FPKM tracking files = shows abundance in terms of Fragments Per Kilobase of exon model per Million mapped fragments (FPKM) for each sample (0..n). Each row represents the values for the object in the first column.

read group tracking files = show unscaled estimate of fragments originating from the object in the first column as well as FPKM.

count tracking files = show externally scaled estimate of fragments originating from the object in the first column. These values can not be used as input for count based differential expression packages like DeSeq and EdgeR because they are not raw counts.

differential expression test files = show the results of testing for differential expression between FPKM values for the object in the first column.

###Explore your output:

  1. Open your "~/test_git/human19_prinseq" directory. View your the "raw" and "cleaned" .gd file by uploading these to http://edwards.sdsu.edu/cgi-bin/prinseq/prinseq.cgi?report=1. Learn how to download files from Beocat at https://github.com/i5K-KINBRE-script-share/FAQ/blob/master/BeocatEditingTransferingFiles.md. Evaluate read quality pre and post cleaning metrics. Which graphs changed after cleaning? Why would we want these values to change?

  2. Open your "~/test_git/diff" directory. Take a moment to explore a differential expression file. Find an object that is estimated to be differetially expressed and report each columns' value for that object and interpret the result.

  3. Customize your copy of one template file with "_template" in the filename to change a parameter when you either clean with prinseq or use the tuxedo scripts. You have now run the following programs on Beocat: prinseq-lite.pl, tophat2, cufflinks, cuffdiff. You can find a full list of possible parameters for any of these by typing one of the following:

     perl /homes/sheltonj/abjc/prinseq-lite-0.20.3/prinseq-lite.pl -h
     /homes/bjsco/bin/tophat2 -h
     /homes/bjsco/bin/cufflinks
     /homes/bjsco/bin/cuffdiff
    

Pick a new parameter from one of these lists and customize your own pipeline by finding a filename that starts with the name of the program you choose and ends with _template.txt. Look in the ~/RNA-Seq-annotation-and-comparison/KSU_bioinfo_lab/RNA-SeqAlign2Ref/ directory to find the template script.

Open this in a text editor using Cyberduck https://github.com/i5K-KINBRE-script-share/FAQ/blob/master/BeocatEditingTransferingFiles.md. Find the line with that command (e.g. searching for /homes/sheltonj/abjc/prinseq-lite-0.20.3/prinseq-lite.pl), and edit this line by adding your new parameter or changing the current value.

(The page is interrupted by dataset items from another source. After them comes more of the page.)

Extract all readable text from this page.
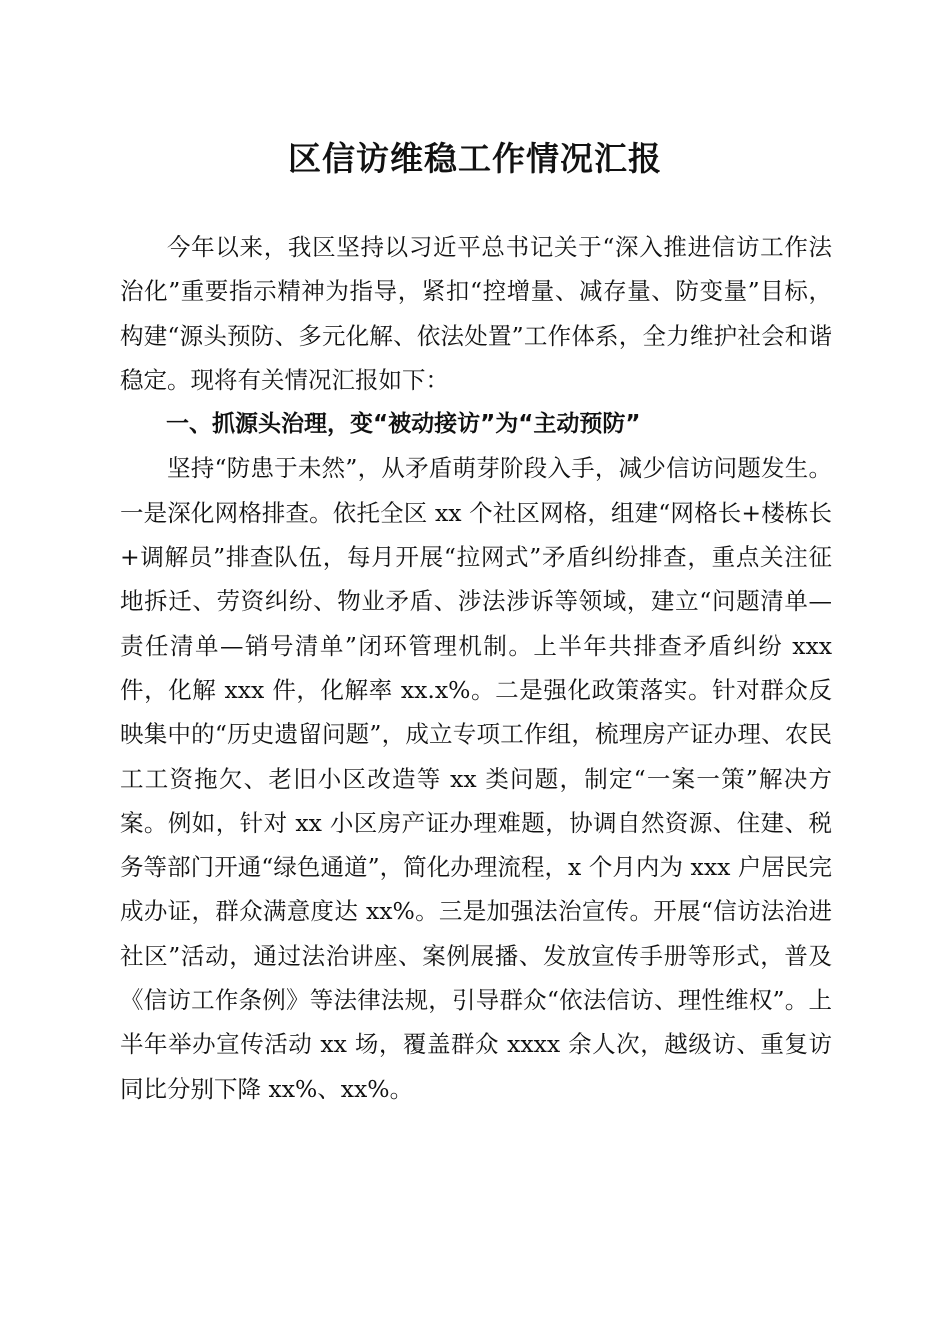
区信访维稳工作情况汇报

今年以来，我区坚持以习近平总书记关于“深入推进信访工作法治化”重要指示精神为指导，紧扣“控增量、减存量、防变量”目标，构建“源头预防、多元化解、依法处置”工作体系，全力维护社会和谐稳定。现将有关情况汇报如下：

一、抓源头治理，变“被动接访”为“主动预防”

坚持“防患于未然”，从矛盾萌芽阶段入手，减少信访问题发生。一是深化网格排查。依托全区 xx 个社区网格，组建“网格长+楼栋长+调解员”排查队伍，每月开展“拉网式”矛盾纠纷排查，重点关注征地拆迁、劳资纠纷、物业矛盾、涉法涉诉等领域，建立“问题清单—责任清单—销号清单”闭环管理机制。上半年共排查矛盾纠纷 xxx 件，化解 xxx 件，化解率 xx.x%。二是强化政策落实。针对群众反映集中的“历史遗留问题”，成立专项工作组，梳理房产证办理、农民工工资拖欠、老旧小区改造等 xx 类问题，制定“一案一策”解决方案。例如，针对 xx 小区房产证办理难题，协调自然资源、住建、税务等部门开通“绿色通道”，简化办理流程，x 个月内为 xxx 户居民完成办证，群众满意度达 xx%。三是加强法治宣传。开展“信访法治进社区”活动，通过法治讲座、案例展播、发放宣传手册等形式，普及《信访工作条例》等法律法规，引导群众“依法信访、理性维权”。上半年举办宣传活动 xx 场，覆盖群众 xxxx 余人次，越级访、重复访同比分别下降 xx%、xx%。
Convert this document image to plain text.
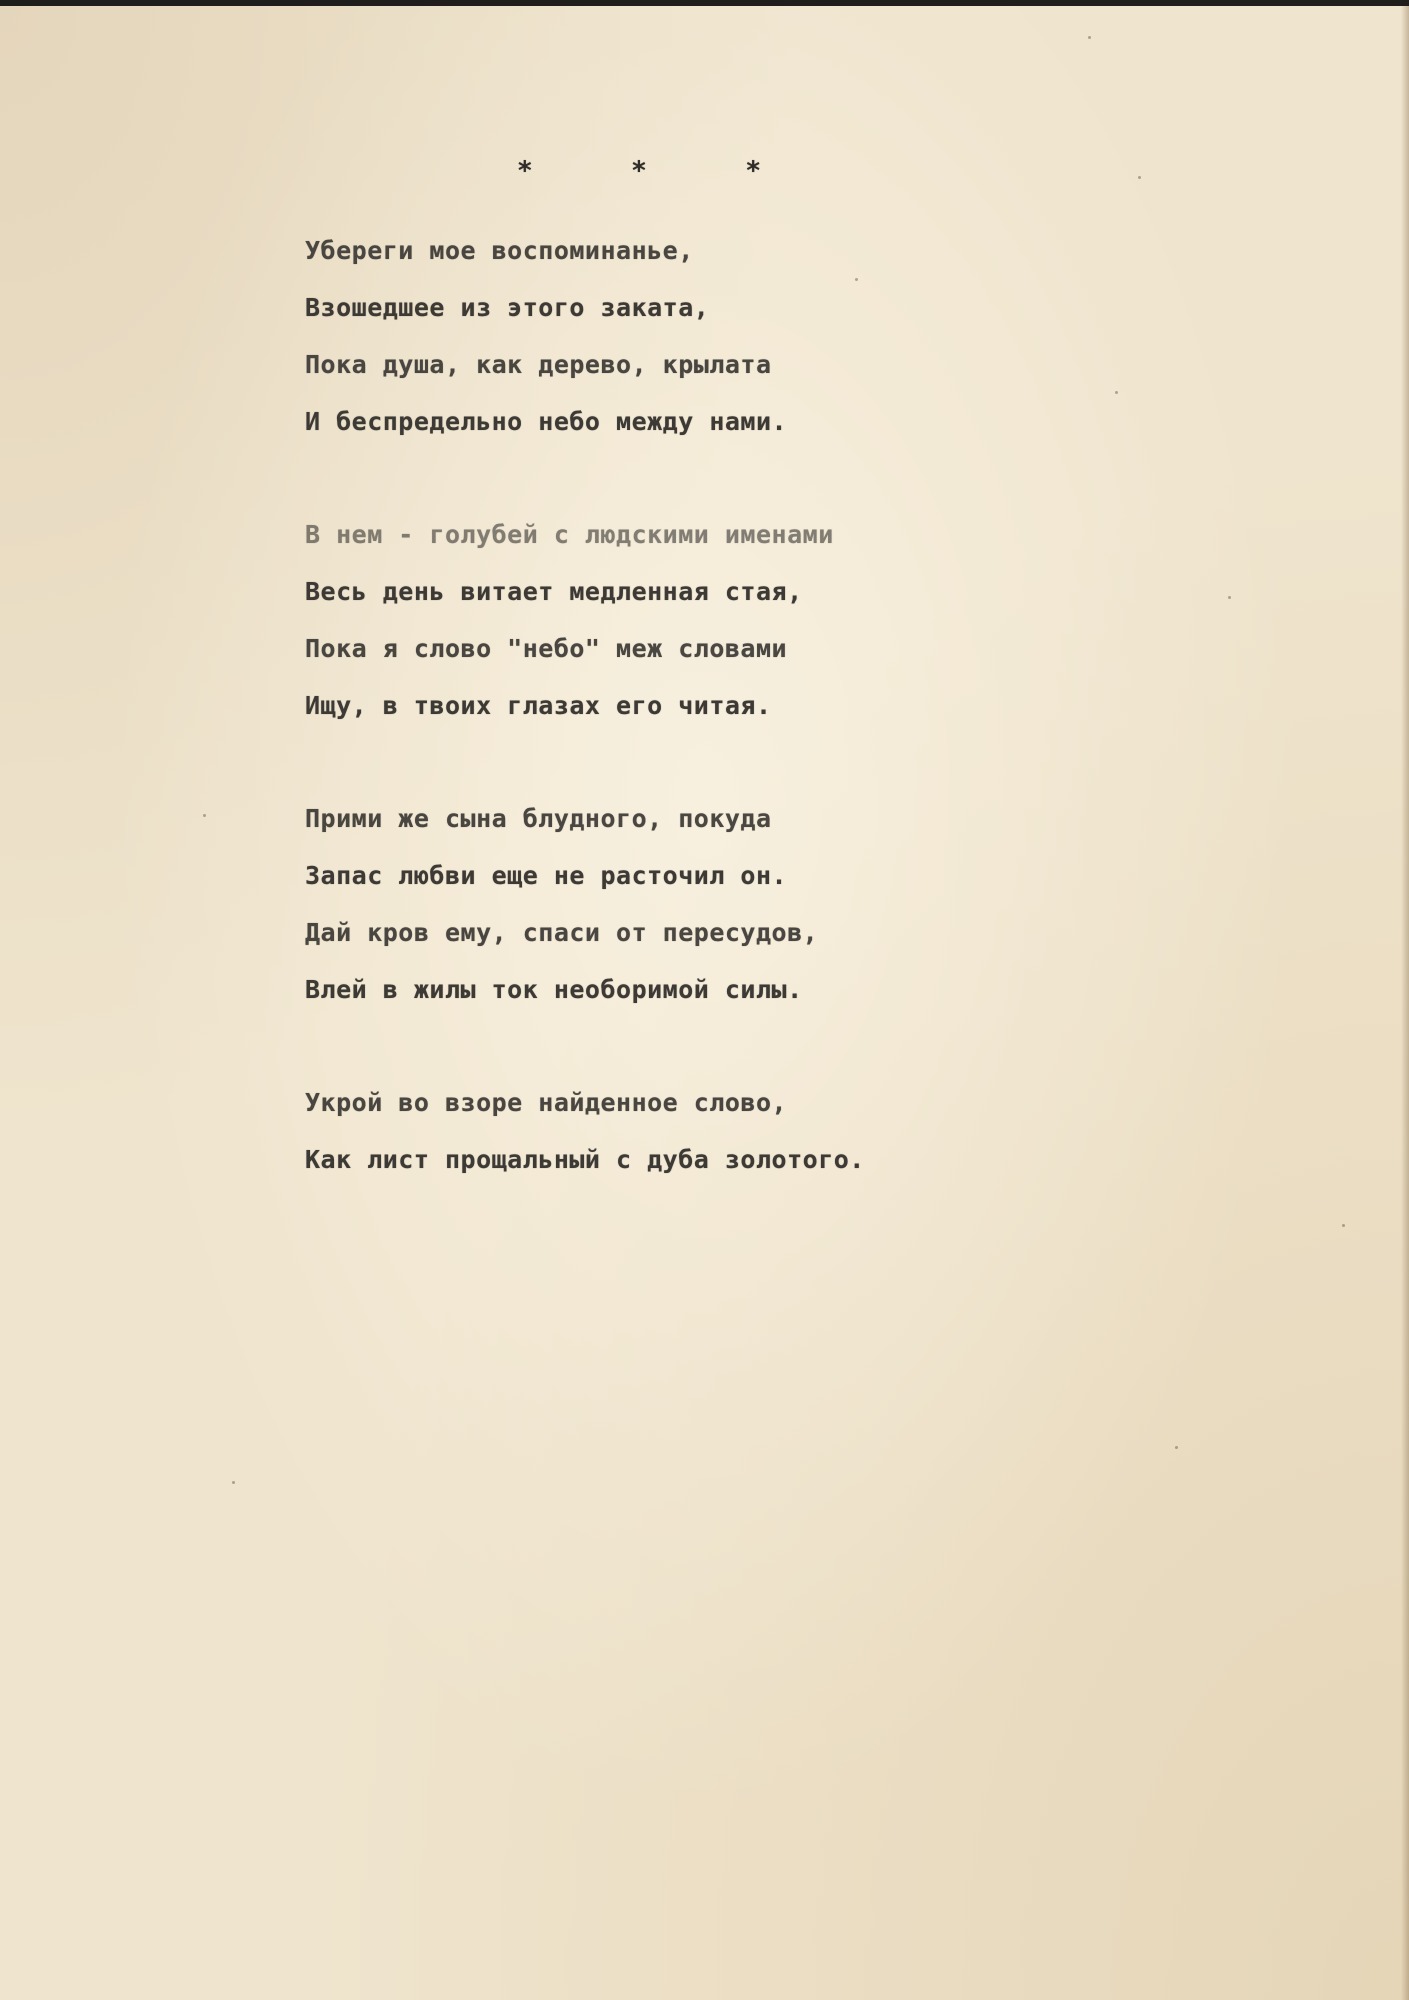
*	*	*
Убереги мое воспоминанье,
Взошедшее из этого заката,
Пока душа, как дерево, крылата
И беспредельно небо между нами.
В нем - голубей с людскими именами
Весь день витает медленная стая,
Пока я слово "небо" меж словами
Ищу, в твоих глазах его читая.
Прими же сына блудного, покуда
Запас любви еще не расточил он.
Дай кров ему, спаси от пересудов,
Влей в жилы ток необоримой силы.
Укрой во взоре найденное слово,
Как лист прощальный с дуба золотого.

For example, I find Prinseq_template.txt and I can change the maximum number of N's allowed in a read by changing this:

perl /homes/sheltonj/abjc/prinseq-lite-0.20.3/prinseq-lite.pl -verbose -fastq $r1[$file] -fastq2 $r2[$file] -min_len $min_len -min_qual_mean 25 -trim_qual_type mean -trim_qual_rule lt -trim_qual_window 2 -trim_qual_step 1 -trim_qual_left 20 -trim_qual_right 20 -ns_max_p 1 -trim_ns_left 5 -trim_ns_right 5 -lc_method entropy -lc_threshold 70 -out_format 3 -no_qual_header -log ${home}/${project_name}_prinseq/${filename}_paired.log\ -graph_data ${home}/${project_name}_prinseq/${filename}_raw.gd -out_good ${home}/${filename}_good -out_bad ${home}/${filename}_bad

To this:

perl /homes/sheltonj/abjc/prinseq-lite-0.20.3/prinseq-lite.pl -verbose -fastq $r1[$file] -fastq2 $r2[$file] -min_len $min_len -min_qual_mean 25 -trim_qual_type mean -trim_qual_rule lt -trim_qual_window 2 -trim_qual_step 1 -trim_qual_left 20 -trim_qual_right 20 -ns_max_p 10 -trim_ns_left 5 -trim_ns_right 5 -lc_method entropy -lc_threshold 70 -out_format 3 -no_qual_header -log ${home}/${project_name}_prinseq/${filename}_paired.log\ -graph_data ${home}/${project_name}_prinseq/${filename}_raw.gd -out_good ${home}/${filename}_good -out_bad ${home}/${filename}_bad

If my total number of N's allowed increases I do increase the risk of counting an incorrect alignment but I also increase the sensitivity of my experiment by including more reads.

Describe the pros and cons of the parameter change that you made when customizing you script.

  1. Explore the various qsub commands for the read cleaning, indexing, mapping and differential expression testing steps by running head ~/test_git/human19_qsubs/*. Which steps can run on multiple cores?